Eh bien, c’est une excellente question, car cela a été une grande source de controverse pour eux. Ils ont eu quelques articles qui ont été vérifiés par Snopes et classés «faux». Ce que les écrivains et éditeurs de The Bee affirment a incité Facebook à les menacer d’être démonétisés (Facebook le nie). Le fondateur de Bee, Adam Ford, a affirmé que Snopes les avait vérifiés de manière «flagrante», avec des normes qui ne seraient pas appliquées, par exemple, à The Onion.
L’abeille a le sentiment d’être ciblée injustement. Mais Snopes a insisté sur le fait que leurs articles peuvent parfois être facilement confondus avec de vraies nouvelles – qui pourraient tomber sur eux, pas sur leurs lecteurs.
Mis à part la politique, cela témoigne de la nature impossible d’être un site satirique à l’ère de la méga-plateforme. Parce que d’une part, il faut écrire des choses tellement manifestement inventées qu’elles ne peuvent raisonnablement pas être confondues avec de vraies nouvelles, mais aussi assez proches de la vérité pour être drôles.
100 pourcent.

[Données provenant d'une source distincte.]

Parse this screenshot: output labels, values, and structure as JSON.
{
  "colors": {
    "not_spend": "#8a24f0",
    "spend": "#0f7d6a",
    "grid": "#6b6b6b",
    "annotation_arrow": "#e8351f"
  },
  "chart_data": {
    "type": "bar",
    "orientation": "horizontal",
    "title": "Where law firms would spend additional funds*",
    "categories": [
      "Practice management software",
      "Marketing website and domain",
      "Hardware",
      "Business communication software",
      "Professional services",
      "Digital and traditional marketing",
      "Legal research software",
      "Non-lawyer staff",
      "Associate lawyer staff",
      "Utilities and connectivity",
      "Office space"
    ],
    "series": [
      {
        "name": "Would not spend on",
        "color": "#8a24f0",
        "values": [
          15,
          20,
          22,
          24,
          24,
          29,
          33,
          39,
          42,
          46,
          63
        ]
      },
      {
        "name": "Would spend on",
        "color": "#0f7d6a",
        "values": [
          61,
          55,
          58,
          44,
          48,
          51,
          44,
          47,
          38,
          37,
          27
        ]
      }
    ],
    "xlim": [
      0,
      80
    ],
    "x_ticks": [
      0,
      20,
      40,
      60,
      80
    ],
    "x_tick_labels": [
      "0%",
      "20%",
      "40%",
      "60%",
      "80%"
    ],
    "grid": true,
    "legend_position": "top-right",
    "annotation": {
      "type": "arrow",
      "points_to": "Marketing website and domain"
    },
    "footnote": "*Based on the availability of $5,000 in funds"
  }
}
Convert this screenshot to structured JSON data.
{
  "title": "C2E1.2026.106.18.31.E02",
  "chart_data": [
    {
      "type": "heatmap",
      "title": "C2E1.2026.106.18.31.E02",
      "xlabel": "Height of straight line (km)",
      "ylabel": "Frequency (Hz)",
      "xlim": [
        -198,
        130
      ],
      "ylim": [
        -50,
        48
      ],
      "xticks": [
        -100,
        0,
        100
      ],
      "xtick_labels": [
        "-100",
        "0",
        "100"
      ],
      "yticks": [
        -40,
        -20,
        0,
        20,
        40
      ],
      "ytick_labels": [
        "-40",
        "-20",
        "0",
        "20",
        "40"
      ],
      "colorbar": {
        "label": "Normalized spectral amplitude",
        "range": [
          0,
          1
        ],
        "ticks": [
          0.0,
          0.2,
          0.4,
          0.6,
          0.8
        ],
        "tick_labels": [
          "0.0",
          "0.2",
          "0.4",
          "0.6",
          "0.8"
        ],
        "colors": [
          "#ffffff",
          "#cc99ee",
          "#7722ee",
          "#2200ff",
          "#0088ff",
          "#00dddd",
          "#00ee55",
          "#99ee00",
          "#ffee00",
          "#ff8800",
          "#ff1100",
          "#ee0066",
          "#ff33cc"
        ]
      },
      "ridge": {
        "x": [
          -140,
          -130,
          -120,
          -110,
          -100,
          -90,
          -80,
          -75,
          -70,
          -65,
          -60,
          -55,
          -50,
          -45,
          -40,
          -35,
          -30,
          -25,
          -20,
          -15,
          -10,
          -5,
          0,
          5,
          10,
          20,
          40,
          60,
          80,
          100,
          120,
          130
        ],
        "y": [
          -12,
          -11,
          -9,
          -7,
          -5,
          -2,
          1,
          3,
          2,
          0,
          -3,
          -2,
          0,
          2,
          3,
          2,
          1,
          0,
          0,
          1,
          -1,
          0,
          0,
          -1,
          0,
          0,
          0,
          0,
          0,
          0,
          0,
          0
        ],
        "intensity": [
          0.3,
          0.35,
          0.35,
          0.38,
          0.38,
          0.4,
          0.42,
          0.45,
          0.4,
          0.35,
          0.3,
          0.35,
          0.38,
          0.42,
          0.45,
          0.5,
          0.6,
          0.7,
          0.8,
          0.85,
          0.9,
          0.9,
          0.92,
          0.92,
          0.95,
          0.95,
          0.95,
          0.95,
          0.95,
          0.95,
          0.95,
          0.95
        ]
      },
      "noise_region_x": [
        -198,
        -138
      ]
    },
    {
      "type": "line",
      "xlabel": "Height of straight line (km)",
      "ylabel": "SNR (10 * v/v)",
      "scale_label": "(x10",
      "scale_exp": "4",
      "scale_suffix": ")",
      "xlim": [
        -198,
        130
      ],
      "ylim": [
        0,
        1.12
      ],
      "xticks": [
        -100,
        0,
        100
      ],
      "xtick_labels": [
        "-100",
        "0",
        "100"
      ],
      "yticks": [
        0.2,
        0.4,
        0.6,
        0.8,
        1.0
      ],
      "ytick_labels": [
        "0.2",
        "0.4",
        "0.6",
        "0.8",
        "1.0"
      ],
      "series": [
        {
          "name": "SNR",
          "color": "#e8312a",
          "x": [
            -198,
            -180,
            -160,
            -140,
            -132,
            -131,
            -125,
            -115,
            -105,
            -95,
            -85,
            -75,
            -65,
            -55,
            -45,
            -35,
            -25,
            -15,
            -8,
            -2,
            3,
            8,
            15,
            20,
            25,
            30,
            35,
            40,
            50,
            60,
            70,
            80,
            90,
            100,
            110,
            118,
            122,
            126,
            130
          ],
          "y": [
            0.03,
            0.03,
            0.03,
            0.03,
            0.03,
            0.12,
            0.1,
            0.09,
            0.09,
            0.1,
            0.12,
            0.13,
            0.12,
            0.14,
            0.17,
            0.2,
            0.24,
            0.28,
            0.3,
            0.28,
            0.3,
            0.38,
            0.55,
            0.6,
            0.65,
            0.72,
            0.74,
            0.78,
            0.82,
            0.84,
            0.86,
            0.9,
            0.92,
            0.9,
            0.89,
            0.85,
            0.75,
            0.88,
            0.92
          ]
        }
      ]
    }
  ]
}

La vérité est plus drôle que la fiction de nos jours.
Une chose que je me suis demandée est ce que tout le complexe industriel des médias «possédant les libs» (auquel je classerais The Bee comme appartenant, même s’ils ne le feraient pas) ferait si Trump perd en novembre. Avez-vous l’impression que The Bee se soucie de qui remporte l’élection, du point de vue du potentiel comique?
Ce qui est drôle, c’est que parce qu’ils ne sont pas fidèles à Trump, ils peuvent voir un avantage pour leur comédie de toute façon. Dans certains sens, la comédie est beaucoup plus facile lorsque vous n’êtes pas le parti au pouvoir. Mais d’un autre côté, Trump est un personnage tellement absurde qu’il peut se prêter à des caricatures vraiment folles. Le rédacteur en chef de The Bee m’a dit que Trump était génial pour la comédie, donc il serait heureux de le voir gagner – un peu plus tard, il a ajouté qu’ils en avaient peut-être assez de l’humour de Trump et qu’ils étaient prêts pour un changement. Ils voient également beaucoup d’opportunités d’humour dans le camp de Biden, notamment en jouant sur le motif «Sleepy Joe».
Donc ce que je retiens de cette conversation est: The Babylon Bee n’est pas une opération de désinformation secrète déguisée en site satirique de droite, et essaie en fait de faire de la comédie, mais peut par inadvertance répandre de mauvaises informations lorsque les gens prennent leurs histoires trop sérieusement?
Pour la plupart. Mais ils semblent également trouver cela assez drôle lorsque leur contenu est confondu avec de vraies nouvelles – et ils ne vont pas trop loin pour arrêter cela.